The writing intensive class is heating up! We have a new teacher for Level II, Joe, and he is full of energy and his energy psyches all of us into a creative state of being. He asks for more writing in less time, but since the class environment is safe and I am free to learn as I work, I dig in and try to think of “situations” to expand into sketches. We are asked to write down twenty situations/plotlines in fifteen minutes. Joe states emphatically, “Quantity over quality!” The hard thing about this request is that there is no room for self-criticism, something that comes naturally to many of us. However, when you are trying to beat the clock, you have to free your mind of any negativity and push forward or you will never meet the objective. Once we hit the number twenty or fifteen minutes, whichever comes first, we choose five of the twenty that we like the most, read them to the class and the class decides which plotline each of us will develop into a sketch to be read in class tomorrow. Majority rule!

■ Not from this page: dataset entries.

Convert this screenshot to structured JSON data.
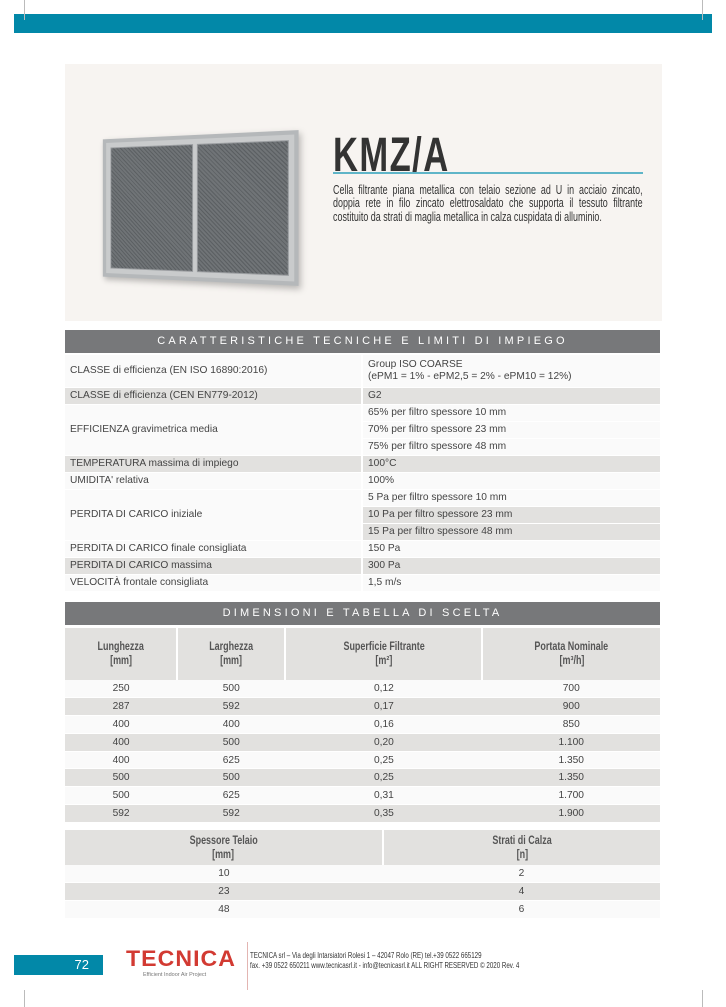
{
  "product": {
    "title": "KMZ/A",
    "description": "Cella filtrante piana metallica con telaio sezione ad U in acciaio zincato, doppia rete in filo zincato elettrosaldato che supporta il tessuto filtrante costituito da strati di maglia metallica in calza cuspidata di alluminio."
  },
  "specs": {
    "heading": "CARATTERISTICHE TECNICHE E LIMITI DI IMPIEGO",
    "rows": [
      {
        "label": "CLASSE di efficienza (EN ISO 16890:2016)",
        "values": [
          "Group ISO COARSE",
          "(ePM1 = 1% - ePM2,5 = 2% - ePM10 = 12%)"
        ]
      },
      {
        "label": "CLASSE di efficienza (CEN EN779-2012)",
        "values": [
          "G2"
        ]
      },
      {
        "label": "EFFICIENZA gravimetrica media",
        "values": [
          "65% per filtro spessore 10  mm",
          "70% per filtro spessore 23 mm",
          "75% per filtro spessore 48 mm"
        ]
      },
      {
        "label": "TEMPERATURA massima di impiego",
        "values": [
          "100°C"
        ]
      },
      {
        "label": "UMIDITA' relativa",
        "values": [
          "100%"
        ]
      },
      {
        "label": "PERDITA DI CARICO iniziale",
        "values": [
          "5 Pa per filtro spessore 10 mm",
          "10 Pa per filtro spessore 23 mm",
          "15 Pa per filtro spessore 48 mm"
        ]
      },
      {
        "label": "PERDITA DI CARICO finale consigliata",
        "values": [
          "150 Pa"
        ]
      },
      {
        "label": "PERDITA DI CARICO massima",
        "values": [
          "300 Pa"
        ]
      },
      {
        "label": "VELOCITÀ frontale consigliata",
        "values": [
          "1,5 m/s"
        ]
      }
    ]
  },
  "dimensions": {
    "heading": "DIMENSIONI E TABELLA DI SCELTA",
    "headers": [
      [
        "Lunghezza",
        "[mm]"
      ],
      [
        "Larghezza",
        "[mm]"
      ],
      [
        "Superficie Filtrante",
        "[m²]"
      ],
      [
        "Portata Nominale",
        "[m³/h]"
      ]
    ],
    "rows": [
      [
        "250",
        "500",
        "0,12",
        "700"
      ],
      [
        "287",
        "592",
        "0,17",
        "900"
      ],
      [
        "400",
        "400",
        "0,16",
        "850"
      ],
      [
        "400",
        "500",
        "0,20",
        "1.100"
      ],
      [
        "400",
        "625",
        "0,25",
        "1.350"
      ],
      [
        "500",
        "500",
        "0,25",
        "1.350"
      ],
      [
        "500",
        "625",
        "0,31",
        "1.700"
      ],
      [
        "592",
        "592",
        "0,35",
        "1.900"
      ]
    ]
  },
  "layers": {
    "headers": [
      [
        "Spessore Telaio",
        "[mm]"
      ],
      [
        "Strati di Calza",
        "[n]"
      ]
    ],
    "rows": [
      [
        "10",
        "2"
      ],
      [
        "23",
        "4"
      ],
      [
        "48",
        "6"
      ]
    ]
  },
  "footer": {
    "page": "72",
    "logo": "TECNICA",
    "tagline": "Efficient Indoor Air Project",
    "line1": "TECNICA srl – Via degli Intarsiatori Rolesi 1 – 42047 Rolo (RE) tel.+39 0522 665129",
    "line2": "fax. +39 0522 650211  www.tecnicasrl.it - info@tecnicasrl.it    ALL RIGHT RESERVED © 2020 Rev. 4"
  },
  "colors": {
    "accent": "#0288a8",
    "band": "#77787a",
    "row_alt": "#e2e1df",
    "logo": "#d23a32"
  }
}
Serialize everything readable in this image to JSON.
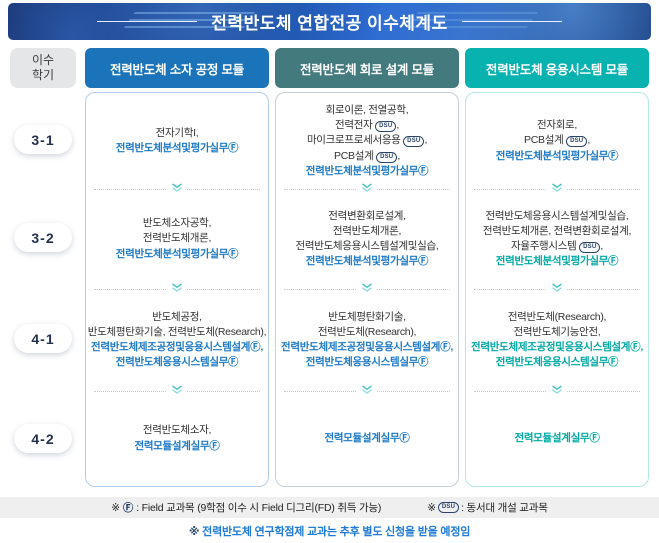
{
  "title": "전력반도체 연합전공 이수체계도",
  "semester_header": "이수\n학기",
  "semesters": [
    "3-1",
    "3-2",
    "4-1",
    "4-2"
  ],
  "colors": {
    "banner_navy": "#13265e",
    "module1_blue": "#1b74b9",
    "module2_teal_gray": "#427a7e",
    "module3_teal": "#07b2af",
    "emphasis_blue": "#1e7ac6",
    "emphasis_teal": "#00a9a4",
    "note_blue": "#1e7ad4"
  },
  "icons": {
    "row_separator": "double-chevron-down-icon",
    "field_mark": "circled-F",
    "dsu_mark": "DSU-oval-badge"
  },
  "columns": [
    {
      "header": "전력반도체 소자 공정 모듈",
      "cells": [
        {
          "lines": [
            [
              {
                "k": "n",
                "t": "전자기학I,"
              }
            ],
            [
              {
                "k": "em",
                "c": "blue",
                "t": "전력반도체분석및평가실무Ⓕ"
              }
            ]
          ]
        },
        {
          "lines": [
            [
              {
                "k": "n",
                "t": "반도체소자공학,"
              }
            ],
            [
              {
                "k": "n",
                "t": "전력반도체개론,"
              }
            ],
            [
              {
                "k": "em",
                "c": "blue",
                "t": "전력반도체분석및평가실무Ⓕ"
              }
            ]
          ]
        },
        {
          "lines": [
            [
              {
                "k": "n",
                "t": "반도체공정,"
              }
            ],
            [
              {
                "k": "n",
                "t": "반도체평탄화기술, 전력반도체(Research),"
              }
            ],
            [
              {
                "k": "em",
                "c": "blue",
                "t": "전력반도체제조공정및응용시스템설계Ⓕ,"
              }
            ],
            [
              {
                "k": "em",
                "c": "blue",
                "t": "전력반도체응용시스템실무Ⓕ"
              }
            ]
          ]
        },
        {
          "lines": [
            [
              {
                "k": "n",
                "t": "전력반도체소자,"
              }
            ],
            [
              {
                "k": "em",
                "c": "blue",
                "t": "전력모듈설계실무Ⓕ"
              }
            ]
          ]
        }
      ]
    },
    {
      "header": "전력반도체 회로 설계 모듈",
      "cells": [
        {
          "lines": [
            [
              {
                "k": "n",
                "t": "회로이론, 전열공학,"
              }
            ],
            [
              {
                "k": "n",
                "t": "전력전자 "
              },
              {
                "k": "dsu"
              },
              {
                "k": "n",
                "t": ","
              }
            ],
            [
              {
                "k": "n",
                "t": "마이크로프로세서응용 "
              },
              {
                "k": "dsu"
              },
              {
                "k": "n",
                "t": ","
              }
            ],
            [
              {
                "k": "n",
                "t": "PCB설계 "
              },
              {
                "k": "dsu"
              },
              {
                "k": "n",
                "t": ","
              }
            ],
            [
              {
                "k": "em",
                "c": "blue",
                "t": "전력반도체분석및평가실무Ⓕ"
              }
            ]
          ]
        },
        {
          "lines": [
            [
              {
                "k": "n",
                "t": "전력변환회로설계,"
              }
            ],
            [
              {
                "k": "n",
                "t": "전력반도체개론,"
              }
            ],
            [
              {
                "k": "n",
                "t": "전력반도체응용시스템설계및실습,"
              }
            ],
            [
              {
                "k": "em",
                "c": "blue",
                "t": "전력반도체분석및평가실무Ⓕ"
              }
            ]
          ]
        },
        {
          "lines": [
            [
              {
                "k": "n",
                "t": "반도체평탄화기술,"
              }
            ],
            [
              {
                "k": "n",
                "t": "전력반도체(Research),"
              }
            ],
            [
              {
                "k": "em",
                "c": "blue",
                "t": "전력반도체제조공정및응용시스템설계Ⓕ,"
              }
            ],
            [
              {
                "k": "em",
                "c": "blue",
                "t": "전력반도체응용시스템실무Ⓕ"
              }
            ]
          ]
        },
        {
          "lines": [
            [
              {
                "k": "em",
                "c": "blue",
                "t": "전력모듈설계실무Ⓕ"
              }
            ]
          ]
        }
      ]
    },
    {
      "header": "전력반도체 응용시스템 모듈",
      "cells": [
        {
          "lines": [
            [
              {
                "k": "n",
                "t": "전자회로,"
              }
            ],
            [
              {
                "k": "n",
                "t": "PCB설계 "
              },
              {
                "k": "dsu"
              },
              {
                "k": "n",
                "t": ","
              }
            ],
            [
              {
                "k": "em",
                "c": "blue",
                "t": "전력반도체분석및평가실무Ⓕ"
              }
            ]
          ]
        },
        {
          "lines": [
            [
              {
                "k": "n",
                "t": "전력반도체응용시스템설계및실습,"
              }
            ],
            [
              {
                "k": "n",
                "t": "전력반도체개론, 전력변환회로설계,"
              }
            ],
            [
              {
                "k": "n",
                "t": "자율주행시스템 "
              },
              {
                "k": "dsu"
              },
              {
                "k": "n",
                "t": ","
              }
            ],
            [
              {
                "k": "em",
                "c": "teal",
                "t": "전력반도체분석및평가실무Ⓕ"
              }
            ]
          ]
        },
        {
          "lines": [
            [
              {
                "k": "n",
                "t": "전력반도체(Research),"
              }
            ],
            [
              {
                "k": "n",
                "t": "전력반도체기능안전,"
              }
            ],
            [
              {
                "k": "em",
                "c": "teal",
                "t": "전력반도체제조공정및응용시스템설계Ⓕ,"
              }
            ],
            [
              {
                "k": "em",
                "c": "teal",
                "t": "전력반도체응용시스템실무Ⓕ"
              }
            ]
          ]
        },
        {
          "lines": [
            [
              {
                "k": "em",
                "c": "teal",
                "t": "전력모듈설계실무Ⓕ"
              }
            ]
          ]
        }
      ]
    }
  ],
  "legend": {
    "field_marker": "※",
    "field_symbol": "Ⓕ",
    "field_text": ": Field 교과목 (9학점 이수 시 Field 디그리(FD) 취득 가능)",
    "dsu_marker": "※",
    "dsu_badge": "DSU",
    "dsu_text": ": 동서대 개설 교과목"
  },
  "bottom_note": {
    "marker": "※",
    "text": "전력반도체 연구학점제 교과는 추후 별도 신청을 받을 예정임"
  }
}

This process will be a fabulous pre-writing exercise for my 2e students, who tend to be overly critical of their writing skills and many times freeze over their laptops, hypnotized by the cursor and unable to get one word from their brain into their word document. I will need to cut the number of ideas down from twenty to ten, or surely there will be several spontaneous combustions to deal with in the classroom. But this exercise in pushing through the fear and critical voices will become a fixture in our writing curriculum. If I can get them to accept less than perfect ideas as a beginning, instead of an end, my students will be closer to the flexibility and cognitive shift necessary in producing written expression.
Now I must flex my own cognitive muscle and write!